Шхина: Женский элемент в Божественности
Как нам повезло, что мы является исследователями каббалы! Когда я сравниваю усилия современных исследователей Библии, чтобы пролить новый свет на подлинный, т.е. мифический, характер центральных образов в еврейской Библии, я вижу, сколь много их работ основывается на с трудом сконструированных, но всё же весьма непрочных гипотезах. Затем я с облегчением вздыхаю о своей собственной дисциплине, в которой вещи являются, если так можно выразиться, гораздо более конкретными – или были бы, если бы каббала привлекла солидное размышление учёных, нежели экстравагантные фантазии шарлатанов. Временами исследователи Библии способны продвинуться в своих интеллектуальных стараниях лишь ценой принятия сомнительного изменения в прочтении или насилуя точную формулировку текста. В основном, (и, безусловно, к сожалению), их достижения будут казаться крайне сомнительными для каждого, кто приближается к библейскому тексту с беспристрастным умом.

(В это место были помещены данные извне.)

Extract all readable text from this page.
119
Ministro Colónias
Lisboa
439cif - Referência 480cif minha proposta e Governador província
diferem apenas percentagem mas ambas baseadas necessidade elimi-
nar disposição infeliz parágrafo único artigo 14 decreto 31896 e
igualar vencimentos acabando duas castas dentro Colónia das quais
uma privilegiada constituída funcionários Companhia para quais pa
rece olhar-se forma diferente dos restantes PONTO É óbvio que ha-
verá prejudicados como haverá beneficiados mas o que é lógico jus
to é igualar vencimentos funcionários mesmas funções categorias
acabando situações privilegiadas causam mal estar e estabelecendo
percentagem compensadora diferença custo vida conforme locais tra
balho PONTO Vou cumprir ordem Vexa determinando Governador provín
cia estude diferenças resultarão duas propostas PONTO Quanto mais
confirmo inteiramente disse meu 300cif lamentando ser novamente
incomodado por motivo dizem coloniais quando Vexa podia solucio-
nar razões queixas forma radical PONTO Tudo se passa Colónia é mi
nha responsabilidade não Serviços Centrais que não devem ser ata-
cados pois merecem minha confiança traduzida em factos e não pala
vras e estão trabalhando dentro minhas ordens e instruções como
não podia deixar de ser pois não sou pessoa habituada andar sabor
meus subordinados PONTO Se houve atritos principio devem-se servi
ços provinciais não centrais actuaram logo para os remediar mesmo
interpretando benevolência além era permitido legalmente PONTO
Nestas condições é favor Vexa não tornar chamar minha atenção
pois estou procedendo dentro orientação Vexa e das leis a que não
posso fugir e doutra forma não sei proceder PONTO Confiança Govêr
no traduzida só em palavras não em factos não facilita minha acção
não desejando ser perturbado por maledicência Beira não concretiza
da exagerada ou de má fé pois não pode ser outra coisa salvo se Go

В каббалистических писаниях средневекового иудаизма все те вещи, что содержатся в Библии, принудительно выворачиваются и искажаются, что очевидно для всех. Что касается выживания или возрождения мифологических представлений, которые современные библейские исследователи должны пытаться с таким трудом объяснить, тексты, с которыми сталкивается исследователь каббалы, позволяют ему действовать с гораздо большей методологической уверенностью, чем могут себе позволить те исследователи, что занимаются религией древнего Израиля или иудаизма после Вавилонского пленения. Последние должны двигаться по плодородной, но весьма зыбкой почве, чьи границы были впервые отмечены блестящими, но обманчивыми гипотезами Германа Гункеля или Зигмунда Мовинкеля.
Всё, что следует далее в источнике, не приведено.